Татьяна Сергеевна приложила мизинцы к вискам — от громких слов старика заболела голова.
— Извините… Все так неожиданно… Я… я не готова сегодня… Мне…
— Надо подумать, подумать! — подхватил Юлиан. — Чем и отличаемся от бессмысленных козлищ… Господь Бог для чего нам разум дал? Наказал любить, любить друг друга! Наша община, матушка, это община любви и доверия… и об никаком насилии речи быть не может… Подумай, подумай, дочь моя! Идем, Марфа… как твои ножки, не болят? А то опять вылечу!
— Ах, святой старец! — запела старуха. — Даже захотела бы, чтобы маненько болели…
— Еще будут болеть, какие твои годы!.. Многим, многим я помог… И помогу, помогу! Только сердца свои на затвор не запирайте! Истинно говорю, Божественный луч бродит средь вас!.. До завтра, дщерь моя… до завтра… в это же время…

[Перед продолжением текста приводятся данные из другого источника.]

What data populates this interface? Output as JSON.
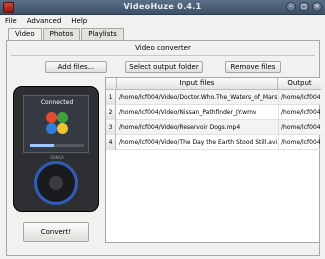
{
  "window": {
    "title": "VideoHuze 0.4.1"
  },
  "menubar": [
    "File",
    "Advanced",
    "Help"
  ],
  "tabs": [
    "Video",
    "Photos",
    "Playlists"
  ],
  "panel": {
    "heading": "Video converter"
  },
  "buttons": {
    "add": "Add files...",
    "select_output": "Select output folder",
    "remove": "Remove files",
    "convert": "Convert!"
  },
  "device": {
    "status": "Connected",
    "brand": "SANSA",
    "progress_fraction": 0.45
  },
  "table": {
    "headers": {
      "input": "Input files",
      "output": "Output folder"
    },
    "rows": [
      {
        "num": "1",
        "input": "/home/lcf004/Video/Doctor.Who.The_Waters_of_Mars.avi",
        "output": "/home/lcf004/"
      },
      {
        "num": "2",
        "input": "/home/lcf004/Video/Nissan_Pathfinder_JY.wmv",
        "output": "/home/lcf004/"
      },
      {
        "num": "3",
        "input": "/home/lcf004/Video/Reservoir Dogs.mp4",
        "output": "/home/lcf004/"
      },
      {
        "num": "4",
        "input": "/home/lcf004/Video/The Day the Earth Stood Still.avi",
        "output": "/home/lcf004/"
      }
    ]
  },
  "colors": {
    "titlebar": "#3d5068",
    "wheel_ring": "#2f5db8"
  }
}
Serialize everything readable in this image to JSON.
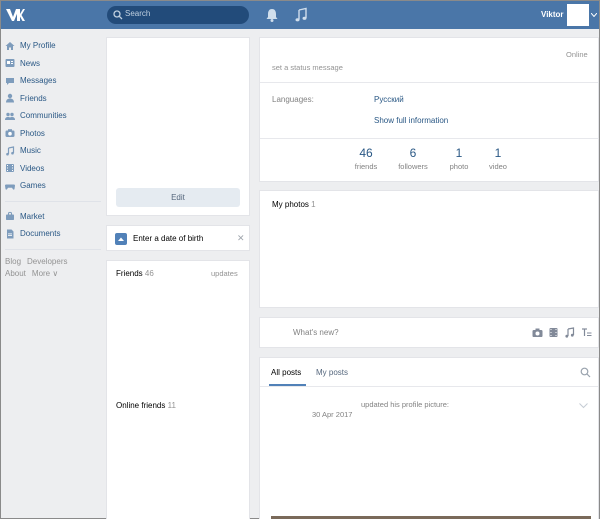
{
  "colors": {
    "topbar": "#4a76a8",
    "link": "#2a5885",
    "page_bg": "#edeef0"
  },
  "header": {
    "search_placeholder": "Search",
    "user_name": "Viktor"
  },
  "sidebar": {
    "items": [
      {
        "label": "My Profile",
        "icon": "home-icon"
      },
      {
        "label": "News",
        "icon": "news-icon"
      },
      {
        "label": "Messages",
        "icon": "messages-icon"
      },
      {
        "label": "Friends",
        "icon": "friend-icon"
      },
      {
        "label": "Communities",
        "icon": "communities-icon"
      },
      {
        "label": "Photos",
        "icon": "camera-icon"
      },
      {
        "label": "Music",
        "icon": "music-icon"
      },
      {
        "label": "Videos",
        "icon": "video-icon"
      },
      {
        "label": "Games",
        "icon": "gamepad-icon"
      }
    ],
    "items2": [
      {
        "label": "Market",
        "icon": "market-icon"
      },
      {
        "label": "Documents",
        "icon": "document-icon"
      }
    ],
    "footer": [
      "Blog",
      "Developers",
      "About",
      "More ∨"
    ]
  },
  "left_column": {
    "edit_label": "Edit",
    "birth_prompt": "Enter a date of birth",
    "close_glyph": "✕",
    "friends_title": "Friends",
    "friends_count": "46",
    "friends_updates": "updates",
    "online_title": "Online friends",
    "online_count": "11"
  },
  "profile": {
    "online_status": "Online",
    "status_placeholder": "set a status message",
    "languages_label": "Languages:",
    "languages_value": "Русский",
    "show_full": "Show full information",
    "counters": [
      {
        "num": "46",
        "label": "friends"
      },
      {
        "num": "6",
        "label": "followers"
      },
      {
        "num": "1",
        "label": "photo"
      },
      {
        "num": "1",
        "label": "video"
      }
    ]
  },
  "photos": {
    "title": "My photos",
    "count": "1"
  },
  "composer": {
    "placeholder": "What's new?"
  },
  "wall": {
    "tabs": [
      "All posts",
      "My posts"
    ],
    "post_action": "updated his profile picture:",
    "post_date": "30 Apr 2017"
  }
}
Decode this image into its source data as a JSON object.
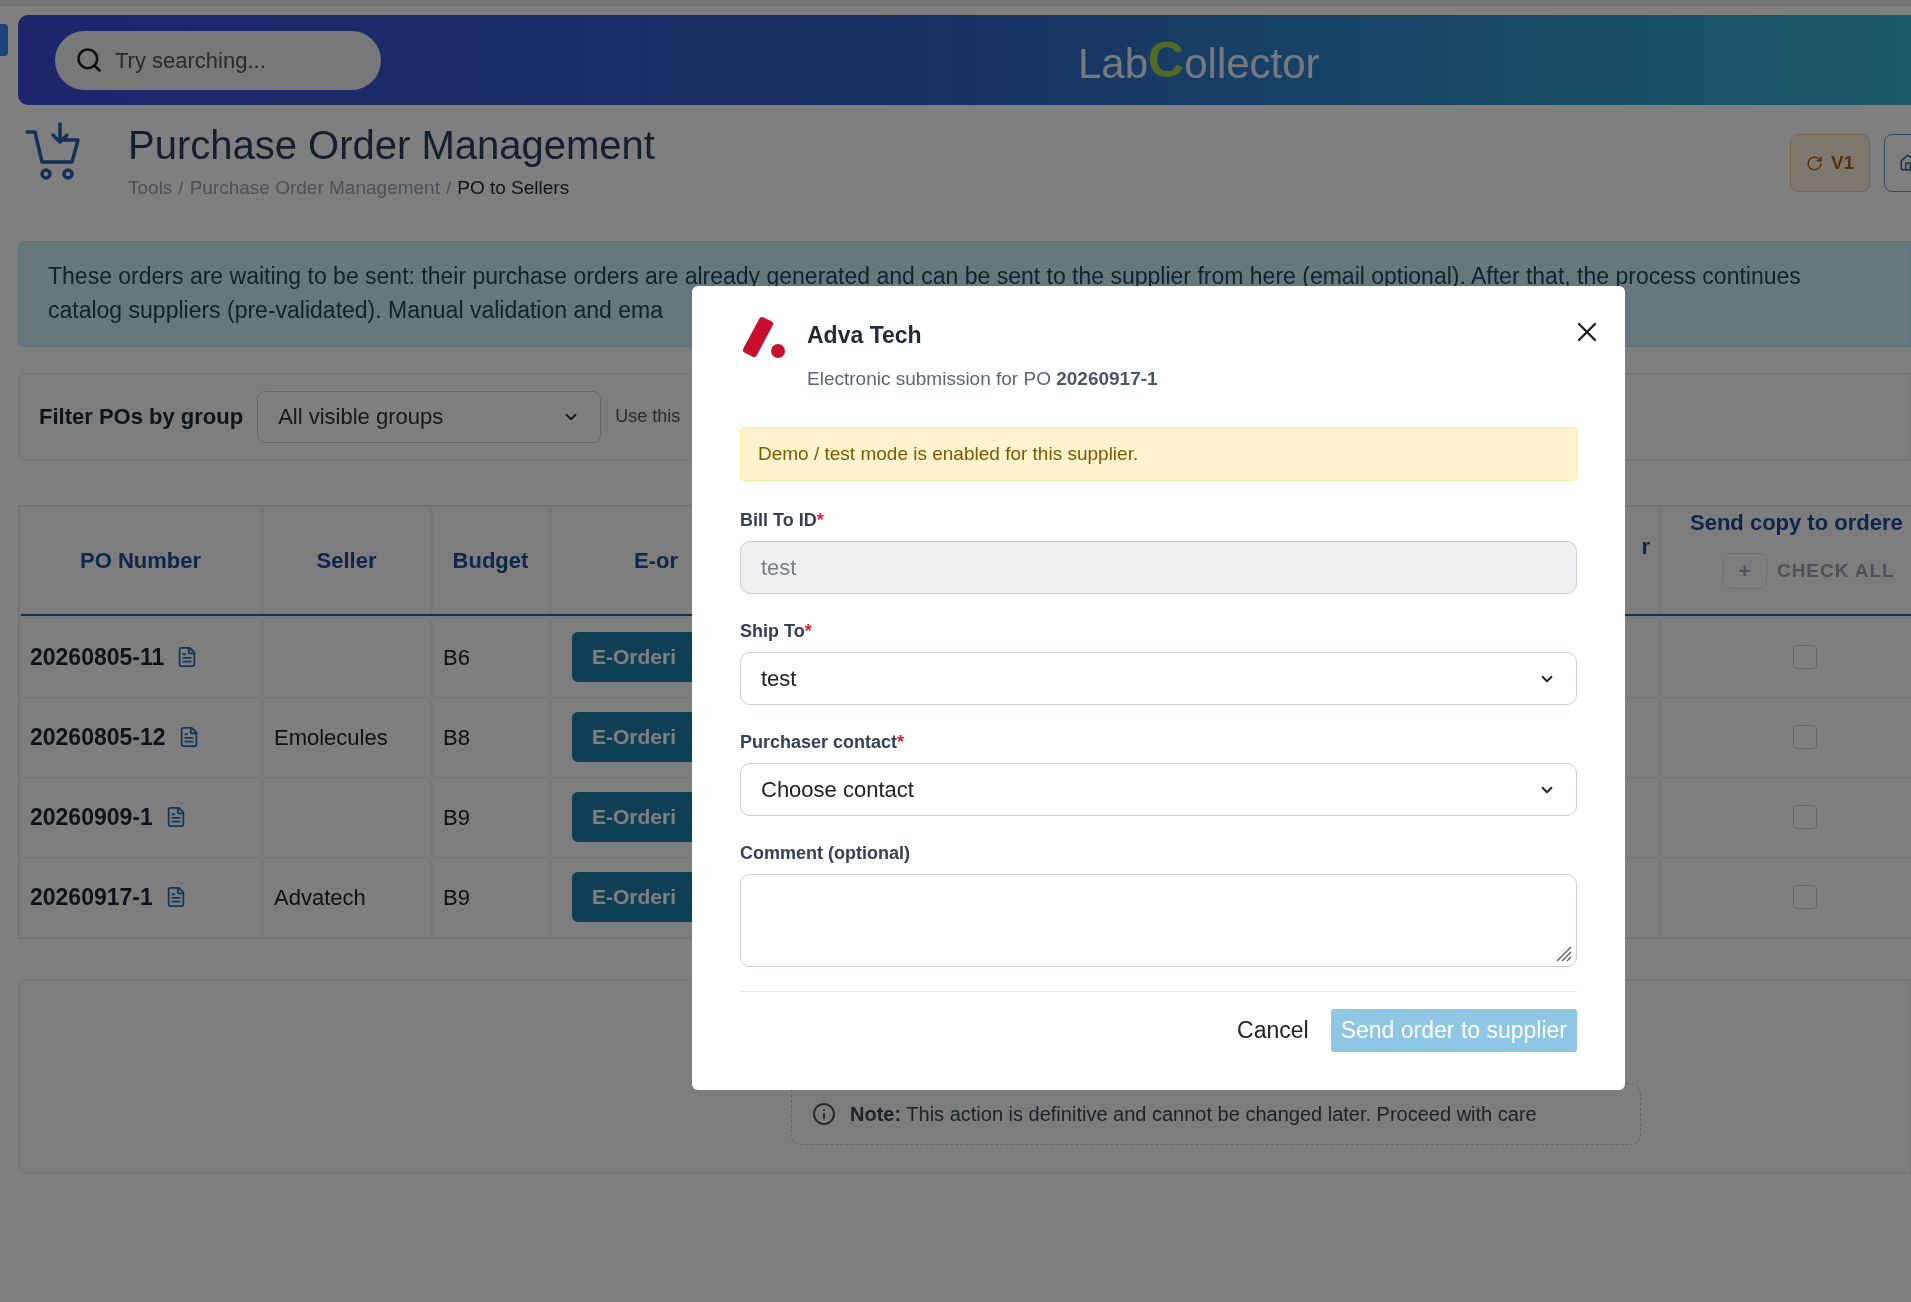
{
  "header": {
    "search": {
      "placeholder": "Try searching..."
    },
    "logo": {
      "before": "Lab",
      "mark": "C",
      "after": "ollector"
    }
  },
  "page": {
    "title": "Purchase Order Management",
    "breadcrumb": [
      {
        "label": "Tools",
        "current": false,
        "separator": "/"
      },
      {
        "label": "Purchase Order Management",
        "current": false,
        "separator": "/"
      },
      {
        "label": "PO to Sellers",
        "current": true
      }
    ],
    "toolbar": [
      {
        "kind": "version",
        "label": "V1"
      },
      {
        "kind": "home"
      }
    ]
  },
  "banner": {
    "lines": [
      "These orders are waiting to be sent: their purchase orders are already generated and can be sent to the supplier from here (email optional). After that, the process continues",
      "catalog suppliers (pre-validated). Manual validation and ema"
    ]
  },
  "filter": {
    "label": "Filter POs by group",
    "value": "All visible groups",
    "hint": "Use this"
  },
  "table": {
    "columns": [
      "PO Number",
      "Seller",
      "Budget",
      "E-or",
      "r",
      "Send copy to ordere"
    ],
    "check_all": {
      "icon": "+",
      "label": "CHECK ALL"
    },
    "rows": [
      {
        "po": "20260805-11",
        "budget": "B6",
        "action": "E-Orderi",
        "copy_checked": false
      },
      {
        "po": "20260805-12",
        "seller": "Emolecules",
        "budget": "B8",
        "action": "E-Orderi",
        "copy_checked": false
      },
      {
        "po": "20260909-1",
        "budget": "B9",
        "action": "E-Orderi",
        "copy_checked": false
      },
      {
        "po": "20260917-1",
        "seller": "Advatech",
        "budget": "B9",
        "action": "E-Orderi",
        "copy_checked": false
      }
    ]
  },
  "note": {
    "text": "**Note:** This action is definitive and cannot be changed later. Proceed with care"
  },
  "modal": {
    "title": "Adva Tech",
    "subtitle": "Electronic submission for PO **20260917-1**",
    "alert": "Demo / test mode is enabled for this supplier.",
    "fields": [
      {
        "kind": "input",
        "label": "Bill To ID",
        "required_mark": "*",
        "value": "test",
        "disabled": true
      },
      {
        "kind": "select",
        "label": "Ship To",
        "required_mark": "*",
        "value": "test"
      },
      {
        "kind": "select",
        "label": "Purchaser contact",
        "required_mark": "*",
        "value": "Choose contact"
      },
      {
        "kind": "textarea",
        "label": "Comment (optional)"
      }
    ],
    "cancel": "Cancel",
    "submit": {
      "label": "Send order to supplier",
      "disabled": true
    }
  }
}
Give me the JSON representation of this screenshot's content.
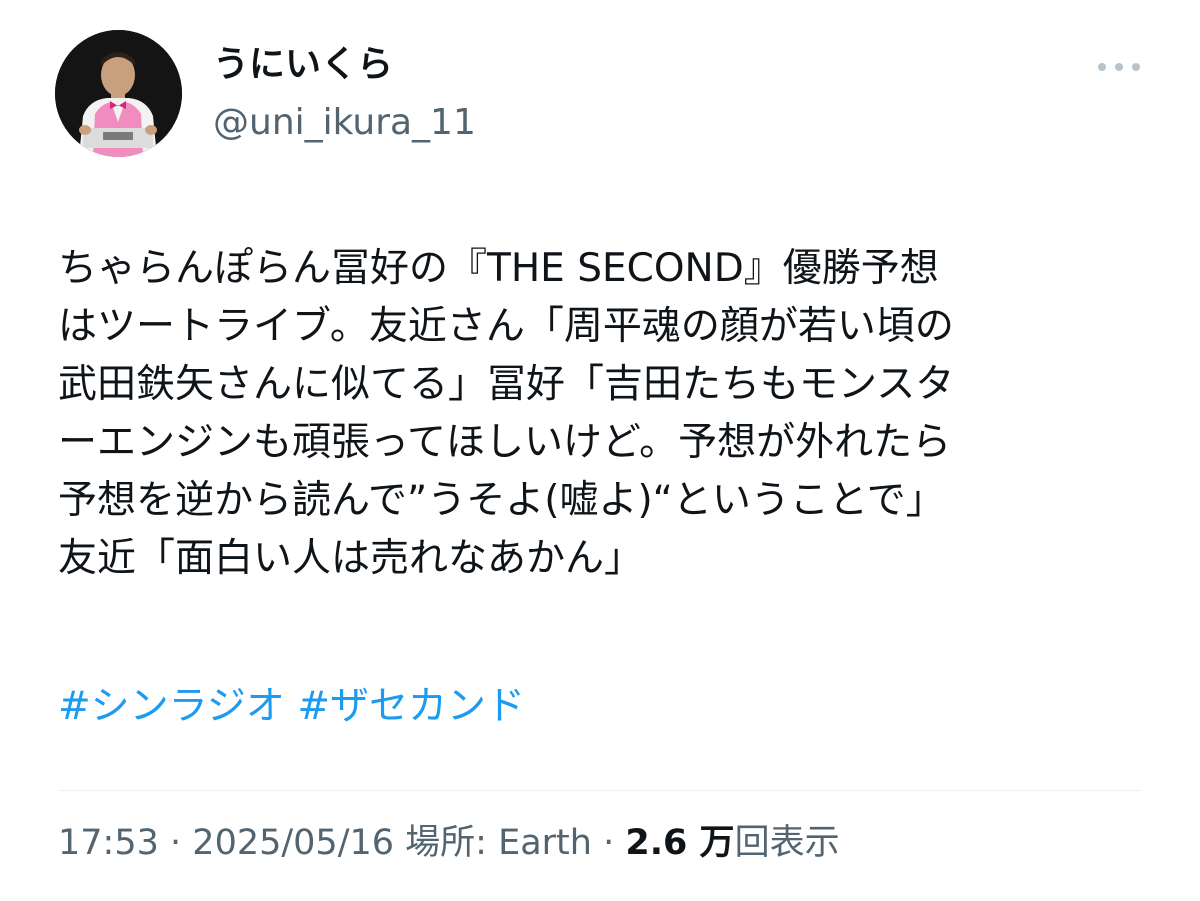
{
  "author": {
    "display_name": "うにいくら",
    "handle": "@uni_ikura_11"
  },
  "tweet": {
    "lines": [
      "ちゃらんぽらん冨好の『THE SECOND』優勝予想",
      "はツートライブ。友近さん「周平魂の顔が若い頃の",
      "武田鉄矢さんに似てる」冨好「吉田たちもモンスタ",
      "ーエンジンも頑張ってほしいけど。予想が外れたら",
      "予想を逆から読んで”うそよ(嘘よ)“ということで」",
      "友近「面白い人は売れなあかん」"
    ],
    "hashtags": [
      "#シンラジオ",
      "#ザセカンド"
    ]
  },
  "meta": {
    "time": "17:53",
    "date": "2025/05/16",
    "location": "場所: Earth",
    "separator": "·",
    "views_count": "2.6 万",
    "views_label": "回表示"
  },
  "menu": {
    "icon": "more-horizontal-icon"
  },
  "colors": {
    "hashtag": "#1d9bf0",
    "secondary_text": "#536471",
    "primary_text": "#0f1419",
    "avatar_vest": "#f08cc0"
  }
}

Лаврикова растерянно, уже почти смеясь над собой (не верит же она всем этим прорицателям!), все–таки спросила:
— А сейчас… намекнуть не можете — жив мой Миня?
— Молитесь! — грянуло от порога. — Только смирение и любовь к пастырям откроет вам глаза ваши!.. На сегодняшний час — жив. Но где — не вижу в потемках… нужны свечи… нужно твое собственное желание увидеть… ибо ты сама для себя не решила, что тебе лучше: когда он живой, да в земле заморской, али мертвый, да без креста схороненный в тайге угрюмой… Истинно говорю — готовься!
И зашаркал старец на выход, и дробно застучала ботиночками своими следом Марфа. Татьяна Сергеевна закрыла за ними дверь.
— Какая ерунда!.. — И принялась ходить по комнате. — Но кто знает?!. Кто знает?!.
Машинально сняла с полки книгу, начала листать.
— Ни записки не оставил… видно, не предчувствовал… милый мой!
Вбежала дочь с подругой:
— Мам, ну как?! Мы на улице стояли, мы не подслушивали!
— Теть Тань, что–нибудь сказал?
Лаврикова отбросила книгу, обняла дочь.